It’s more than fish, nuts, and olive oil and it’s proven to help you live a longer and healthier life.
The Mediterranean Diet: More Than a Food Prescription
It was after WWII that American physiologist Ancel Keys launched his landmark Seven Countries Study. This wide ranging and ambitious project examined the lifestyle of select populations around the world over decades – evaluating how key aspects of their lives correlated with heart disease.
One of the most resonant ideas to come out of the Study was what Keys called the Mediterranean Diet – an eating pattern observed in communities near the Mediterranean Sea, including Southern Italy, Greece, and the Middle East.
Subsequent research has proven that this eating pattern is not only associated with better heart health, but also metabolic and cognitive improvements and higher quality of life, including into older age.
While the Mediterranean Diet is now hugely popular and is prescribed by medical professionals around the world to help tackle and prevent chronic life-shortening diseases, it has one major drawback – it can be difficult to fully understand.
In part, this is because a Mediterranean Diet menu – unlike other meal plans – is not proscriptive. Instead of employing strict measures like counting calories or forbidding certain foods, the Diet is based around a series of guidelines that are more like a lifestyle than a nutrition intervention.
It’s important to understand the Mediterranean Diet fully because researchers have found that it is an example of ‘food synergy’ – where benefits result from holistically adopting an eating pattern.
Simply cherry-picking an element – for example, by adding olive oil to your food – won’t result in the same protective health boost as embracing the full Mediterranean Diet.
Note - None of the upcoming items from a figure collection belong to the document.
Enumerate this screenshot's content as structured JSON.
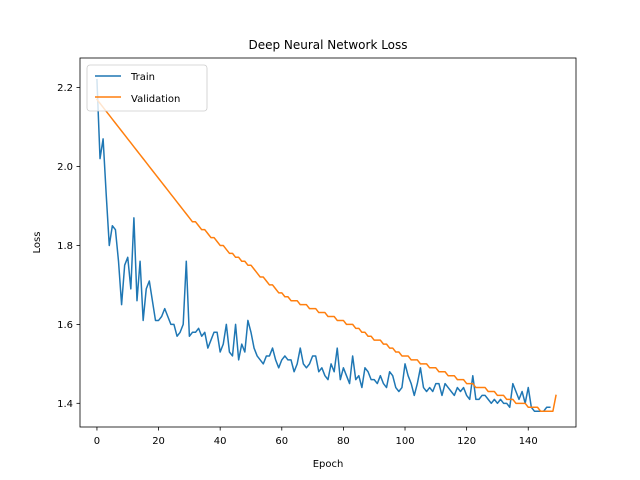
{
  "chart_data": {
    "type": "line",
    "title": "Deep Neural Network Loss",
    "xlabel": "Epoch",
    "ylabel": "Loss",
    "xlim": [
      -5.5,
      155.5
    ],
    "ylim": [
      1.34,
      2.275
    ],
    "xticks": [
      0,
      20,
      40,
      60,
      80,
      100,
      120,
      140
    ],
    "yticks": [
      1.4,
      1.6,
      1.8,
      2.0,
      2.2
    ],
    "ytick_labels": [
      "1.4",
      "1.6",
      "1.8",
      "2.0",
      "2.2"
    ],
    "grid": false,
    "legend_position": "top-left",
    "series": [
      {
        "name": "Train",
        "color": "#1f77b4",
        "values": [
          2.22,
          2.02,
          2.07,
          1.93,
          1.8,
          1.85,
          1.84,
          1.76,
          1.65,
          1.75,
          1.77,
          1.69,
          1.87,
          1.66,
          1.76,
          1.61,
          1.69,
          1.71,
          1.66,
          1.61,
          1.61,
          1.62,
          1.64,
          1.62,
          1.6,
          1.6,
          1.57,
          1.58,
          1.6,
          1.76,
          1.57,
          1.58,
          1.58,
          1.59,
          1.57,
          1.58,
          1.54,
          1.56,
          1.58,
          1.58,
          1.53,
          1.55,
          1.6,
          1.53,
          1.52,
          1.6,
          1.51,
          1.55,
          1.53,
          1.61,
          1.58,
          1.54,
          1.52,
          1.51,
          1.5,
          1.52,
          1.52,
          1.54,
          1.51,
          1.49,
          1.51,
          1.52,
          1.51,
          1.51,
          1.48,
          1.5,
          1.54,
          1.5,
          1.49,
          1.5,
          1.52,
          1.52,
          1.48,
          1.49,
          1.47,
          1.46,
          1.5,
          1.48,
          1.54,
          1.46,
          1.49,
          1.47,
          1.45,
          1.52,
          1.46,
          1.47,
          1.44,
          1.49,
          1.48,
          1.46,
          1.46,
          1.45,
          1.47,
          1.45,
          1.44,
          1.48,
          1.47,
          1.44,
          1.43,
          1.44,
          1.5,
          1.47,
          1.45,
          1.42,
          1.45,
          1.49,
          1.44,
          1.43,
          1.44,
          1.43,
          1.45,
          1.45,
          1.42,
          1.45,
          1.44,
          1.43,
          1.42,
          1.44,
          1.43,
          1.44,
          1.42,
          1.41,
          1.47,
          1.41,
          1.41,
          1.42,
          1.42,
          1.41,
          1.4,
          1.41,
          1.4,
          1.41,
          1.4,
          1.4,
          1.39,
          1.45,
          1.43,
          1.41,
          1.43,
          1.4,
          1.44,
          1.39,
          1.38,
          1.38,
          1.38,
          1.38,
          1.39,
          1.39
        ]
      },
      {
        "name": "Validation",
        "color": "#ff7f0e",
        "values": [
          2.17,
          2.16,
          2.15,
          2.14,
          2.13,
          2.12,
          2.11,
          2.1,
          2.09,
          2.08,
          2.07,
          2.06,
          2.05,
          2.04,
          2.03,
          2.02,
          2.01,
          2.0,
          1.99,
          1.98,
          1.97,
          1.96,
          1.95,
          1.94,
          1.93,
          1.92,
          1.91,
          1.9,
          1.89,
          1.88,
          1.87,
          1.86,
          1.86,
          1.85,
          1.84,
          1.84,
          1.83,
          1.82,
          1.82,
          1.81,
          1.8,
          1.8,
          1.79,
          1.78,
          1.78,
          1.77,
          1.77,
          1.76,
          1.76,
          1.75,
          1.75,
          1.74,
          1.73,
          1.72,
          1.72,
          1.71,
          1.7,
          1.7,
          1.69,
          1.68,
          1.68,
          1.67,
          1.67,
          1.66,
          1.66,
          1.66,
          1.65,
          1.65,
          1.65,
          1.64,
          1.64,
          1.64,
          1.63,
          1.63,
          1.63,
          1.62,
          1.62,
          1.62,
          1.61,
          1.61,
          1.61,
          1.6,
          1.6,
          1.6,
          1.59,
          1.59,
          1.58,
          1.58,
          1.57,
          1.57,
          1.56,
          1.56,
          1.56,
          1.55,
          1.55,
          1.54,
          1.54,
          1.53,
          1.53,
          1.52,
          1.52,
          1.52,
          1.51,
          1.51,
          1.51,
          1.5,
          1.5,
          1.5,
          1.49,
          1.49,
          1.49,
          1.48,
          1.48,
          1.48,
          1.47,
          1.47,
          1.47,
          1.46,
          1.46,
          1.46,
          1.45,
          1.45,
          1.45,
          1.44,
          1.44,
          1.44,
          1.44,
          1.43,
          1.43,
          1.43,
          1.42,
          1.42,
          1.42,
          1.41,
          1.41,
          1.41,
          1.4,
          1.4,
          1.4,
          1.4,
          1.39,
          1.39,
          1.39,
          1.39,
          1.38,
          1.38,
          1.38,
          1.38,
          1.38,
          1.42
        ]
      }
    ]
  }
}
Making a Mediterranean Diet Menu
Explanatory tools like the Mediterranean Diet pyramid can help you develop your own Mediterranean Diet recipes. They make it clear that legumes, whole grains, and vegetables should form the bulk of your meals, while seafood and dairy can be added regularly and red meats should only be eaten rarely.
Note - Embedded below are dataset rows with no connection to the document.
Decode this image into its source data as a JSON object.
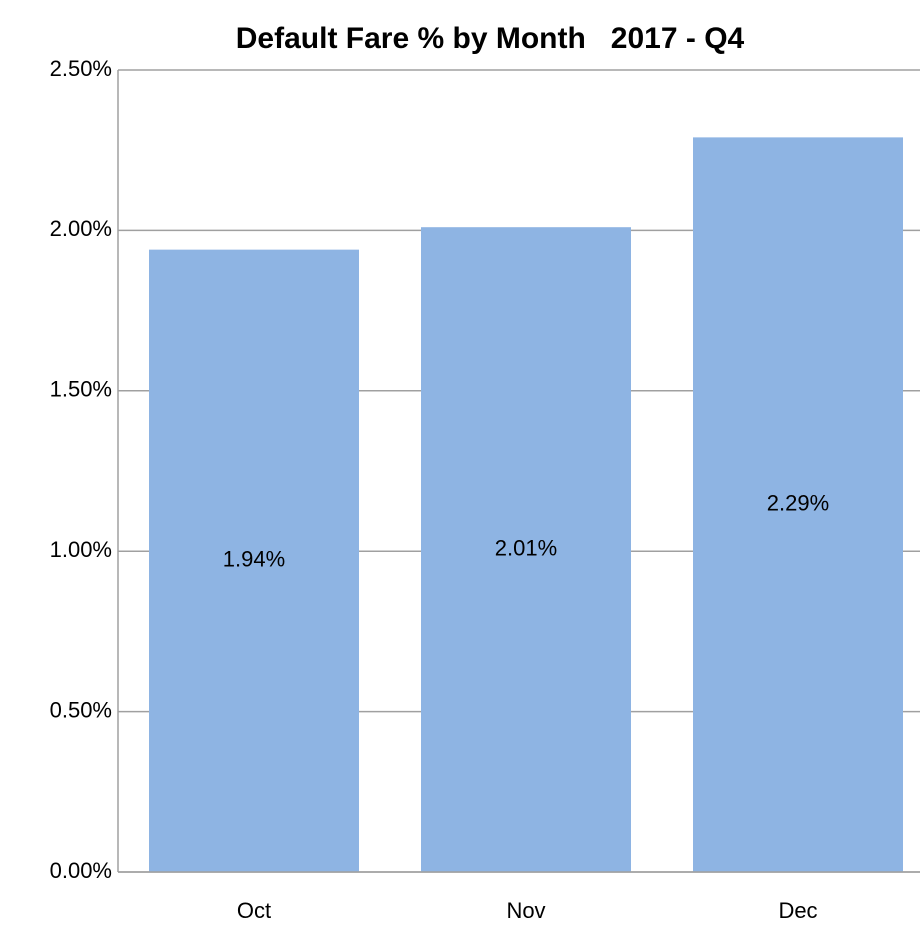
{
  "chart_data": {
    "type": "bar",
    "title": "Default Fare % by Month   2017 - Q4",
    "categories": [
      "Oct",
      "Nov",
      "Dec"
    ],
    "values": [
      1.94,
      2.01,
      2.29
    ],
    "value_labels": [
      "1.94%",
      "2.01%",
      "2.29%"
    ],
    "color": "#8eb4e3",
    "ylim": [
      0,
      2.5
    ],
    "yticks": [
      {
        "value": 0,
        "label": "0.00%"
      },
      {
        "value": 0.5,
        "label": "0.50%"
      },
      {
        "value": 1,
        "label": "1.00%"
      },
      {
        "value": 1.5,
        "label": "1.50%"
      },
      {
        "value": 2,
        "label": "2.00%"
      },
      {
        "value": 2.5,
        "label": "2.50%"
      }
    ],
    "grid": true
  }
}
But, that guidance still leaves room for confusion. At Fit4100, we have developed three golden rules that make sticking to the Mediterranean Diet easy.
1. Add Vegetables and Variety to your Mediterranean Food
Vegetables and fruits should make up at least half of your meals, while whole grains should be another quarter. The final quarter should be healthy proteins – things like beans, nuts, or fish, and occasionally poultry.
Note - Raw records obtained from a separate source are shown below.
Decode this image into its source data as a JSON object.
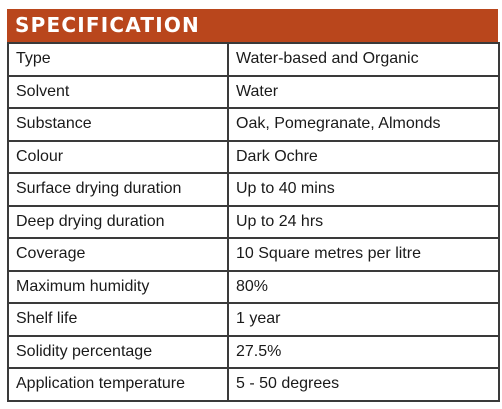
{
  "header": {
    "title": "SPECIFICATION"
  },
  "rows": [
    {
      "key": "Type",
      "value": "Water-based and Organic"
    },
    {
      "key": "Solvent",
      "value": "Water"
    },
    {
      "key": "Substance",
      "value": "Oak, Pomegranate, Almonds"
    },
    {
      "key": "Colour",
      "value": "Dark Ochre"
    },
    {
      "key": "Surface drying duration",
      "value": "Up to 40 mins"
    },
    {
      "key": "Deep drying duration",
      "value": "Up to 24 hrs"
    },
    {
      "key": "Coverage",
      "value": "10 Square metres per litre"
    },
    {
      "key": "Maximum humidity",
      "value": "80%"
    },
    {
      "key": "Shelf life",
      "value": "1 year"
    },
    {
      "key": "Solidity percentage",
      "value": "27.5%"
    },
    {
      "key": "Application temperature",
      "value": "5 - 50 degrees"
    }
  ],
  "colors": {
    "header_bg": "#b9461c",
    "header_text": "#ffffff",
    "border": "#3a3a3a"
  }
}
This sounds easy, but in practice it can feel repetitious sticking to these proportions by cooking the same Mediterranean Diet recipes over and over again. Introduce variety by exploring meal ideas from Mediterranean countries other than Greece and Italy – perhaps make falafel or consider a Moroccan tagine for an interesting mid-week meal.
2. Not All Fats are Equal
A Mediterranean Diet meal plan often includes a relatively large amount of fat – up to 42 per cent of daily caloric intake can come from fat, but almost all of this is from “good” fat sources like olives, olive oil, avocado, nuts, and fish.
These foods contain unsaturated fat while produce like dairy, red meat, and many processed foods tend to be high in saturated fat, which should be avoided when following the Mediterranean Diet
3. The Mediterranean Diet is more than a Lifestyle
While using Mediterranean Diet recipes that are built around vegetables, whole grains, good fats, and fruit is the first step, it’s equally important to make good lifestyle choices.
The Mediterranean Diet is often called a lifestyle intervention because it’s not just about what you eat.
Alongside eating well, staying active through regular exercise and fostering strong social networks by spending time with friends and family are key aspects of the Mediterranean Diet.